Updated: Sep 30
Spoons are a creative way or analogy of measuring the amount of energy a person has per day. It was created by Christine Miserandino, who herself suffers from Lupus, which has chronic fatigue as one of its key symptoms – as do many other chronic and autoimmune conditions. Christine based it on the use of actual spoons because it is something tangible and allowed her to demonstrate to a well person what it can feel like to have someone or something (in her case, Lupus) take away energy from them.
Many others, including health professionals, have now adopted this term because it does provide a very visual way of understanding the concept of limited energy and how it can get used up so easily. A well person does not have to even think about energy levels as they have unlimited energy.
Someone with chronic fatigue as part of their palette of symptoms will however, only have a limited amount of energy and once that is used up, it is used up for that day. Healthy people have many more spoons than a person with a chronic or autoimmune condition.
The graphic below illustrates this concept much more clearly than words can describe it, but I will have a go. So, a person with this kind of illness can have a different number of spoons, or amounts of energy, available each day, and sometimes it’s difficult to know how many spoons you actually have to use on a particular day. A lot of people think that we have roughly the same number of spoons available to us each day, but the reality is that on some days, we have more than on other days and it is a really difficult task to know in a quantifiable way how many spoons we actually have. So we can appear inconsistent, and because this is a poorly understood concept, it can create issues for employers who expect us to work the same number of hours each day.
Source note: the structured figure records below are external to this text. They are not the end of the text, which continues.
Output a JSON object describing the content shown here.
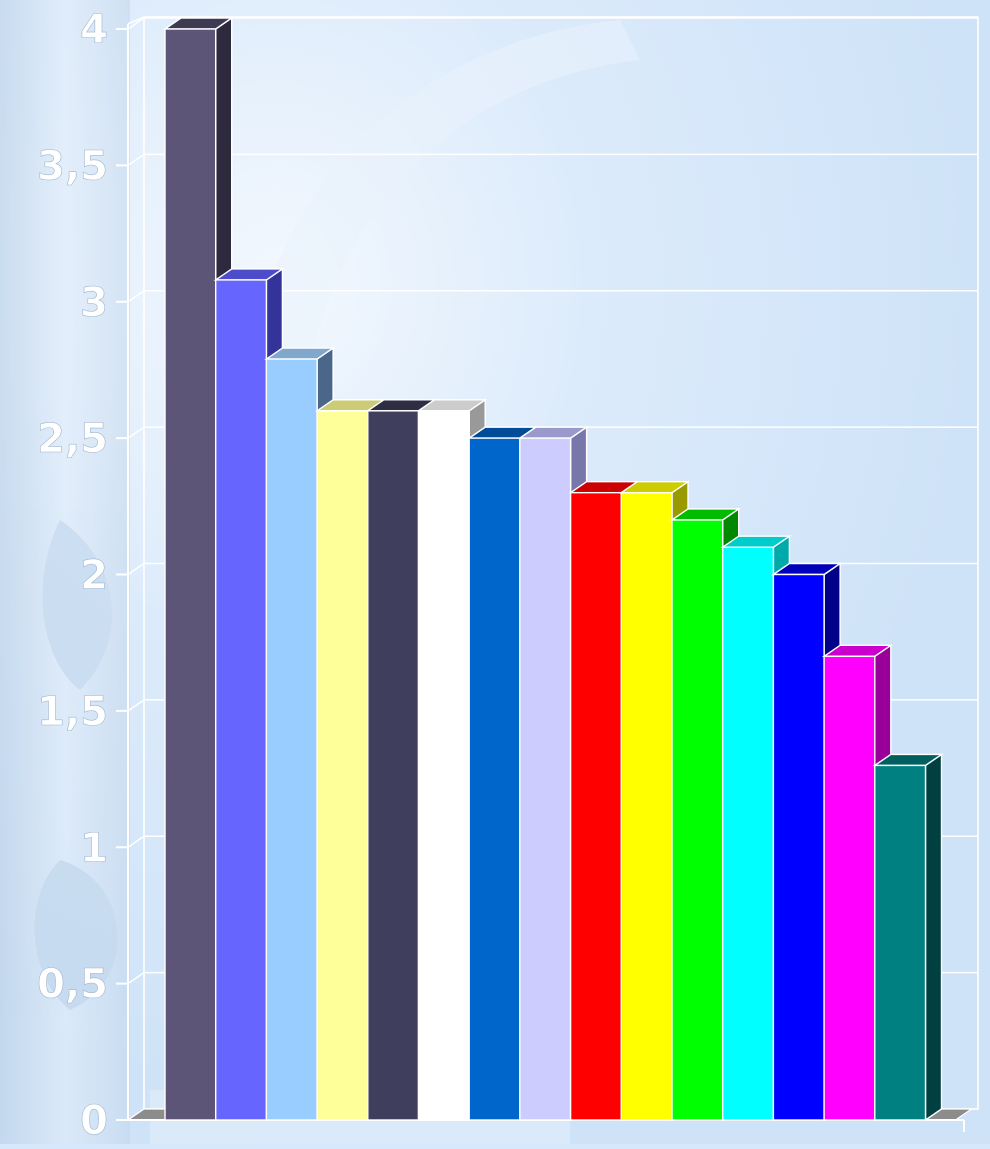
{
  "chart_data": {
    "type": "bar",
    "style": "3d",
    "title": "",
    "xlabel": "",
    "ylabel": "",
    "ylim": [
      0,
      4
    ],
    "yticks": [
      "0",
      "0,5",
      "1",
      "1,5",
      "2",
      "2,5",
      "3",
      "3,5",
      "4"
    ],
    "grid": true,
    "legend": "none",
    "values": [
      4.0,
      3.08,
      2.79,
      2.6,
      2.6,
      2.6,
      2.5,
      2.5,
      2.3,
      2.3,
      2.2,
      2.1,
      2.0,
      1.7,
      1.3
    ],
    "colors": [
      "#5c5577",
      "#6666ff",
      "#99ccff",
      "#ffff99",
      "#3f3e5c",
      "#ffffff",
      "#0066cc",
      "#ccccff",
      "#ff0000",
      "#ffff00",
      "#00ff00",
      "#00ffff",
      "#0000ff",
      "#ff00ff",
      "#008080"
    ],
    "side_colors": [
      "#2d2a3d",
      "#333399",
      "#4a6688",
      "#bdbd66",
      "#1f1e2e",
      "#999999",
      "#003f80",
      "#7777aa",
      "#990000",
      "#999900",
      "#008800",
      "#00aaaa",
      "#000088",
      "#990099",
      "#004040"
    ],
    "top_colors": [
      "#3d3a52",
      "#4d4dcc",
      "#7fa8cc",
      "#cccc77",
      "#2e2d44",
      "#cccccc",
      "#004c99",
      "#9999cc",
      "#cc0000",
      "#cccc00",
      "#00bb00",
      "#00cccc",
      "#0000bb",
      "#cc00cc",
      "#006060"
    ]
  }
}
It can also create difficulties for us sufferers as we try to keep up with the demands of our working lives and the rest of our lives.
These limited amounts can get used up in routine daily activities such as cooking, eating a meal, or even showering. Once they are used up, they are gone. Some activities use more spoons than others.
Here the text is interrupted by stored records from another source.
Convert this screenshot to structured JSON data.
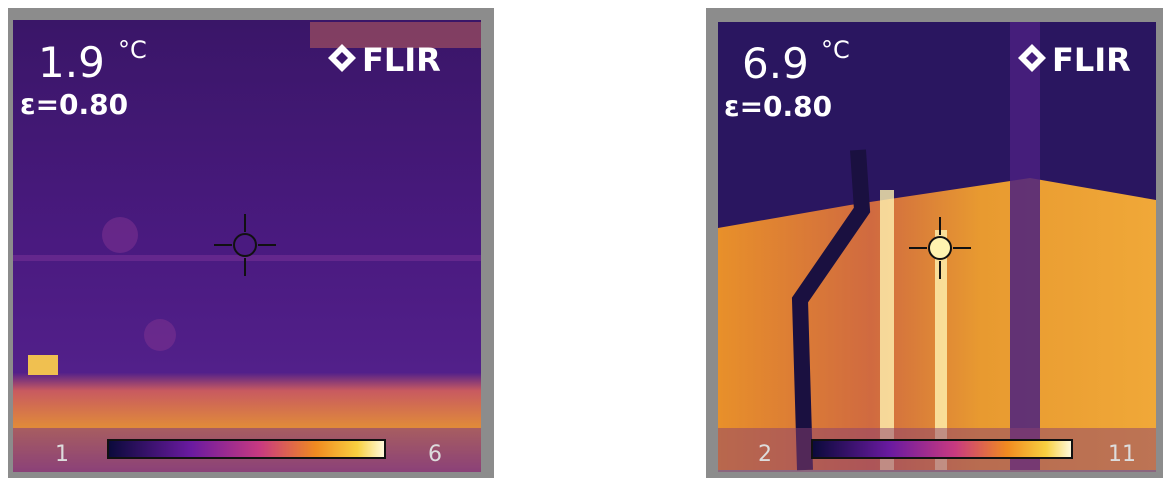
{
  "images": [
    {
      "temperature": "1.9",
      "unit": "°C",
      "emissivity": "ε=0.80",
      "brand": "FLIR",
      "scale_min": "1",
      "scale_max": "6"
    },
    {
      "temperature": "6.9",
      "unit": "°C",
      "emissivity": "ε=0.80",
      "brand": "FLIR",
      "scale_min": "2",
      "scale_max": "11"
    }
  ]
}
All this means that we not only have to ration our activity level, but we also have to think about which activity we think we can manage on which day. If a person with chronic fatigue over-exerts or tries to use more spoons than they actually have, they will pay the price either that night or the next day in terms of other symptoms flaring up like pain or exhaustion at waking up.
Once a person with chronic fatigue starts to use the concept of spoons, they can start to plan their day better, and make thought-through choices about the activities they engage in each day. In many ways it forces us to be in each moment – to be present – as we need to keep monitoring our energy levels constantly.